Garfield (Rough Trade Records)
By: Alex Steininger
The Moldy Peaches' Adam Green took some time away from his band to deliver a lo-fi singer-songwriter pop album entitled Garfield on Rough Trade Records, the same label The Moldy Peaches call home.
Garfield is a collection of intimate, sloppy, melodic, primarily acoustic ditties that showcase the other side of Green's songwriting. Though the songs are raw and stripped away of any noise to hide behind, Green still makes the best of his abilities and crafts lo-fi pop goodness. With lyrics that are funny enough to make you laugh and serious enough to make you pay attention, Green allows himself room to screw up without too much of a penalty.
One of Green's smartest moves is recognizing his abilities. Instead of whispering his way through the album as he strums an acoustic guitar, he adds bass and drums to a lot of the tracks, giving them a bounce that helps harvest his hooks, making the songs that much more enjoyable.

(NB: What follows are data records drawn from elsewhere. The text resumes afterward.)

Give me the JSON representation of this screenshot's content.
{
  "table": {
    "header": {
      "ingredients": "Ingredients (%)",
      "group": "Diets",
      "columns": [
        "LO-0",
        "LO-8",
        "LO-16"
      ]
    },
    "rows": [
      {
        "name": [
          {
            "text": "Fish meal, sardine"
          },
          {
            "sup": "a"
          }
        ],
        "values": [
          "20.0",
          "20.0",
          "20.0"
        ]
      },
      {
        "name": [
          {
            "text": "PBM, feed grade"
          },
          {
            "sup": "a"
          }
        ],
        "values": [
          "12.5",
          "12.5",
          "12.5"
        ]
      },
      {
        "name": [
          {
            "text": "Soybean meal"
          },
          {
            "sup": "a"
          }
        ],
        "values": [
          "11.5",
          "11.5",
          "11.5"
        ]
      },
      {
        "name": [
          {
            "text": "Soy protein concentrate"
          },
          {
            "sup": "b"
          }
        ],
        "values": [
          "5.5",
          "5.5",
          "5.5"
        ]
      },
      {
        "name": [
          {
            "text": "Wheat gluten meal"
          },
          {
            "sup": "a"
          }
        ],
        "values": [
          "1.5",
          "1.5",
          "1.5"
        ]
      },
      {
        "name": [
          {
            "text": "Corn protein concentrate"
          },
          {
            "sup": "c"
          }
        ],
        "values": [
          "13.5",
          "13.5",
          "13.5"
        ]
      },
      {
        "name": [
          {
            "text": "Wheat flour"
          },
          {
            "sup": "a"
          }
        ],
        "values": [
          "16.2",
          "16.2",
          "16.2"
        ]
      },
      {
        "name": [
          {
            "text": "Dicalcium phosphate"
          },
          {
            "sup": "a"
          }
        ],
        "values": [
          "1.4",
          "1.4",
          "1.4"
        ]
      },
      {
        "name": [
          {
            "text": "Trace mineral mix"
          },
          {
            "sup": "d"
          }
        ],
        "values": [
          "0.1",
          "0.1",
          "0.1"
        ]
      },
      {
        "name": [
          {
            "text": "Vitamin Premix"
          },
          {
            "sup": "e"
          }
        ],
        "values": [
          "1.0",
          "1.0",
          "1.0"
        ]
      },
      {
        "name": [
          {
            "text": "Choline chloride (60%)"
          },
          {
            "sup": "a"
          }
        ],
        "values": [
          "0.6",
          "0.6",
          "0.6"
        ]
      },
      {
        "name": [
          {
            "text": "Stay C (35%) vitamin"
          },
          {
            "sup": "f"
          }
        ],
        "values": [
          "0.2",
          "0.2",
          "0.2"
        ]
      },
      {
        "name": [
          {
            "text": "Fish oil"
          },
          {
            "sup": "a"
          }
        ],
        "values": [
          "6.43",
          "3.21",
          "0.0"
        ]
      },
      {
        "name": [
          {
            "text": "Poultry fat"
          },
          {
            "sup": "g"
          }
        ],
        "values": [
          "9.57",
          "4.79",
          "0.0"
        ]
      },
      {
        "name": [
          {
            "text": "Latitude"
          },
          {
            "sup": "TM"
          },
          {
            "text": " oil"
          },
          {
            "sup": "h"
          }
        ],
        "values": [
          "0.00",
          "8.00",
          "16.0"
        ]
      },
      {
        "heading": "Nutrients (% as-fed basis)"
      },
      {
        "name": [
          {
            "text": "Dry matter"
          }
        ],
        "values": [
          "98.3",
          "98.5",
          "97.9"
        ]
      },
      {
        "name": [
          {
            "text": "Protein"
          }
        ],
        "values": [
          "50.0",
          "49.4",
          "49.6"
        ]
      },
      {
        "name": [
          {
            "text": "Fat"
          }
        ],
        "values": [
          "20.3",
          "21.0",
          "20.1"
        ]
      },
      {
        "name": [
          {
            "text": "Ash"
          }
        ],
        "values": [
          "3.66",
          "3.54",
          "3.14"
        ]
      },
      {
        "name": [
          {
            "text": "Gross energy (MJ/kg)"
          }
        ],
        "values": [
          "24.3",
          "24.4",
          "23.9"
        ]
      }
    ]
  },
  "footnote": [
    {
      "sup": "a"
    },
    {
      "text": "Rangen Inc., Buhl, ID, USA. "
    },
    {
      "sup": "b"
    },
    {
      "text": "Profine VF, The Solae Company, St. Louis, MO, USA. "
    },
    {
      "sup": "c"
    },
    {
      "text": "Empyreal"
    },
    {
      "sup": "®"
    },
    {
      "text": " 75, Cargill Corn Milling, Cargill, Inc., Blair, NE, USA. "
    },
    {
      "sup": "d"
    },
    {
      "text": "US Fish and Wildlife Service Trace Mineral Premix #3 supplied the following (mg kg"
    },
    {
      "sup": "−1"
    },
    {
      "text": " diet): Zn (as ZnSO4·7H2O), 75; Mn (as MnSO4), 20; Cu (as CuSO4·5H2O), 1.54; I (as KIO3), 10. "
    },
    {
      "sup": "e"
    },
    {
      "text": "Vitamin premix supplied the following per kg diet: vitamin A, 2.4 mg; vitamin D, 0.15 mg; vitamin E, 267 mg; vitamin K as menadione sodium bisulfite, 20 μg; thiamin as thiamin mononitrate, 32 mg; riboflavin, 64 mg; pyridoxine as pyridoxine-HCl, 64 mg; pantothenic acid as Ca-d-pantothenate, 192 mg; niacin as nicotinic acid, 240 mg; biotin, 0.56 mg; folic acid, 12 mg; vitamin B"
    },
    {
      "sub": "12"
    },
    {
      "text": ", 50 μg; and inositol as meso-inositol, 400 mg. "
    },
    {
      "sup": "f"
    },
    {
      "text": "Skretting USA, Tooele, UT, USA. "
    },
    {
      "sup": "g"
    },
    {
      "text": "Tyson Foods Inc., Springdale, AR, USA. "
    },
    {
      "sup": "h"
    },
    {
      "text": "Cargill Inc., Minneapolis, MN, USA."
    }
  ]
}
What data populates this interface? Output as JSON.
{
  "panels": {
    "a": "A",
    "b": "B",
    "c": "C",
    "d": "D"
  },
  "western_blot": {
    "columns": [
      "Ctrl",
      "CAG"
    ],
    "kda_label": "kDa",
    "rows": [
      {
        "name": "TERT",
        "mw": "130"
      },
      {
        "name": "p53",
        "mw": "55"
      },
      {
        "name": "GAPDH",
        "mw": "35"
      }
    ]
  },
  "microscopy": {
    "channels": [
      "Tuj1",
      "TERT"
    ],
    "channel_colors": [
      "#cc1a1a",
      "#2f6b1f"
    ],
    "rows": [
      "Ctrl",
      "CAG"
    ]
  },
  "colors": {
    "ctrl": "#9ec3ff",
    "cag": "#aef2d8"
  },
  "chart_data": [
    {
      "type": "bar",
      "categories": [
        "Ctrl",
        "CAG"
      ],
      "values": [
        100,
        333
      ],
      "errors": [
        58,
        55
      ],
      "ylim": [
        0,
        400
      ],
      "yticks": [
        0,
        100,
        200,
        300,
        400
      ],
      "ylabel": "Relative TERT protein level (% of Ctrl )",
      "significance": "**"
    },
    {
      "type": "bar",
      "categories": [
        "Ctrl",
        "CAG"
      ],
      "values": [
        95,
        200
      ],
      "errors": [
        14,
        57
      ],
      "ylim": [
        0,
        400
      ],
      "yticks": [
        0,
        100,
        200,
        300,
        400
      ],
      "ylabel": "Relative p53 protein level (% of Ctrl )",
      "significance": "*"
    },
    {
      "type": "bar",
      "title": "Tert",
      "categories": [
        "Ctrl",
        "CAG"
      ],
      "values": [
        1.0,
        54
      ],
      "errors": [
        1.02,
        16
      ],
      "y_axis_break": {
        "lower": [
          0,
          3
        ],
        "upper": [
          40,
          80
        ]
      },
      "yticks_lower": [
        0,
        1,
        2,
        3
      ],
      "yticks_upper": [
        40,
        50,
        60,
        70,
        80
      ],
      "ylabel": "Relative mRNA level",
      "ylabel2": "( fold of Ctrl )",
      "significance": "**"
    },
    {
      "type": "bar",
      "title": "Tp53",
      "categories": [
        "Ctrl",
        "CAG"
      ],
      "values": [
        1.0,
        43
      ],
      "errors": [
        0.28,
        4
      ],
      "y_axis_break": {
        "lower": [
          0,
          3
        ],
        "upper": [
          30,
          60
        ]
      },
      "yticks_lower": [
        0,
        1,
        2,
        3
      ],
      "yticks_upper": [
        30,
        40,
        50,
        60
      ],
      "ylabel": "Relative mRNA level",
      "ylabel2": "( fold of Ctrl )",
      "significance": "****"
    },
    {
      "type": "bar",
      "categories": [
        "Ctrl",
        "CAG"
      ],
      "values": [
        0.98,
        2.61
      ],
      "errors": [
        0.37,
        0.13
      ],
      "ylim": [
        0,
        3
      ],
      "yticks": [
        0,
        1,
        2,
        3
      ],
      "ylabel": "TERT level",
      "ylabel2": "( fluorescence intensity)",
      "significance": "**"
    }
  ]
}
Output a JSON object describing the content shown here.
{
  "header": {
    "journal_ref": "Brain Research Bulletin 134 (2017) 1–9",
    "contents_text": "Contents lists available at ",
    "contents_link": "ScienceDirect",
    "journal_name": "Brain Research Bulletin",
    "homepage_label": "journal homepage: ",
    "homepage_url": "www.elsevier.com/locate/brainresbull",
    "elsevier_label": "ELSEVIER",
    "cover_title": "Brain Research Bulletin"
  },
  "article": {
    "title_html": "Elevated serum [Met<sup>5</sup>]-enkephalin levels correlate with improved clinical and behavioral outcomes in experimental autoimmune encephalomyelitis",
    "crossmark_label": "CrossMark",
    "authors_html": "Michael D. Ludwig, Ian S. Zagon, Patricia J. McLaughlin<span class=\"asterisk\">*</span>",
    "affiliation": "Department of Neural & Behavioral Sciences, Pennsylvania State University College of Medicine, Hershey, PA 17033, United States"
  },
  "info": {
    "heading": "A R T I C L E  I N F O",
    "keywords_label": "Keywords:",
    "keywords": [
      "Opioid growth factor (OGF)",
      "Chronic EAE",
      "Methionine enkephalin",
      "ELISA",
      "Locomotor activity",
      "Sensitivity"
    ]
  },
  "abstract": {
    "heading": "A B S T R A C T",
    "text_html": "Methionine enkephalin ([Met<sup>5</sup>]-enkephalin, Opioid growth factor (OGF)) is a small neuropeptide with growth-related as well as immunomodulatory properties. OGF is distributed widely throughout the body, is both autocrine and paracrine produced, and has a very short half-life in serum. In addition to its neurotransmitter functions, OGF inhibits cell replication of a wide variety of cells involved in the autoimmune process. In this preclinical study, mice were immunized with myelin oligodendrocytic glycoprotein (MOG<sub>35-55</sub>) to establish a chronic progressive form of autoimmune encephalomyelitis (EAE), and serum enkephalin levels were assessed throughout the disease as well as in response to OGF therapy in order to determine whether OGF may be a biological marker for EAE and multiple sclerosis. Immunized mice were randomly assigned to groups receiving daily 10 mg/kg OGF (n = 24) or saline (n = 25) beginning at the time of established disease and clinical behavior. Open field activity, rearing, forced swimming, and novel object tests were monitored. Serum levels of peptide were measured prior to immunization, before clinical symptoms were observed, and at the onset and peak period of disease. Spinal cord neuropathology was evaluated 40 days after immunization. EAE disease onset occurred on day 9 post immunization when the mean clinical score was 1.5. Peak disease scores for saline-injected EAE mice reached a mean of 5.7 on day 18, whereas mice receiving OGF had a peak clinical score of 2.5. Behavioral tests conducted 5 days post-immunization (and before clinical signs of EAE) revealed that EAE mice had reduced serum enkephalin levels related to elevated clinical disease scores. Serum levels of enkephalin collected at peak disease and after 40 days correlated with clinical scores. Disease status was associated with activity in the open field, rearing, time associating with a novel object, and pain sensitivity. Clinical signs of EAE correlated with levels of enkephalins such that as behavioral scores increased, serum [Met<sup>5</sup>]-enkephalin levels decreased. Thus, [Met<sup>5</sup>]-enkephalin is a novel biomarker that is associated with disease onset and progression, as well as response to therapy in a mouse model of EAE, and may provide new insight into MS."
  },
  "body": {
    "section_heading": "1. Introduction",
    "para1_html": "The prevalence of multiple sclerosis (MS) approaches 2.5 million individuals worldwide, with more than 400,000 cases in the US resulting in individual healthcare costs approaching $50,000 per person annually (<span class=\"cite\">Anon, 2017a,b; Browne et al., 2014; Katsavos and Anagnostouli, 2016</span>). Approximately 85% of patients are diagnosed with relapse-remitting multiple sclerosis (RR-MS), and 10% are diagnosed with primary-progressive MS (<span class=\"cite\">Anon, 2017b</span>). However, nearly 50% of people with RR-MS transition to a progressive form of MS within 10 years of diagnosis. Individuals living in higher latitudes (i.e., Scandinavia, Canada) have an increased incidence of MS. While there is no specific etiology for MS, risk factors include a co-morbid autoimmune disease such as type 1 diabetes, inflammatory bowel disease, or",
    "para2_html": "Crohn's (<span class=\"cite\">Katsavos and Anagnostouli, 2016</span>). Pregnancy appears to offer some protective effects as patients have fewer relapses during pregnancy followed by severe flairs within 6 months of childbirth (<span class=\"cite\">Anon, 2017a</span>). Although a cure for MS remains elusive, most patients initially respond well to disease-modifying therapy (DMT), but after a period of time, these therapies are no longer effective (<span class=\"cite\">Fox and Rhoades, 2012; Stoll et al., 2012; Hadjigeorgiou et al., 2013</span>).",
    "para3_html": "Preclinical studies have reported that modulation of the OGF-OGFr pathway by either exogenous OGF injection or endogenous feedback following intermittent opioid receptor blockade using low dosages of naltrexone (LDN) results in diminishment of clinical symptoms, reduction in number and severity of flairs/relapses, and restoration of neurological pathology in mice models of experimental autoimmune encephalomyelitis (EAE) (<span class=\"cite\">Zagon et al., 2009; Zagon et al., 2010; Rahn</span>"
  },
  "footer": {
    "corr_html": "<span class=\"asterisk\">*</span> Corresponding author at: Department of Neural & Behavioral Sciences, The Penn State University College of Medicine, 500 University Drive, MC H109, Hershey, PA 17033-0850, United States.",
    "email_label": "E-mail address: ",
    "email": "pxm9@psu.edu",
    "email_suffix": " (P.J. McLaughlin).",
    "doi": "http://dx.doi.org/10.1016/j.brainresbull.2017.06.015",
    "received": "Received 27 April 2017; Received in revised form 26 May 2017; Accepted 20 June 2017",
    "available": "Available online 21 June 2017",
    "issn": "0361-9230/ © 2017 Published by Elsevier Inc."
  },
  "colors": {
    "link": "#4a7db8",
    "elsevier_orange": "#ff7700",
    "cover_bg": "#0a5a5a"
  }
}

He also doesn't wallow in anything. He seems to be enjoying himself, making music because it's fun and makes him happy, not because he wants to exert demons or get on a soapbox. It is this dedication and love for his craft that elevates him over those with more technical skills but less smarts on how to use them.
Garfield makes you feel good the first time you listen to it, which will get you listening again. Listening to it again, it will grow on you. Soon you'll find yourself listening to it more and more, always understanding Green and his songs a bit more. I'll give it a B+.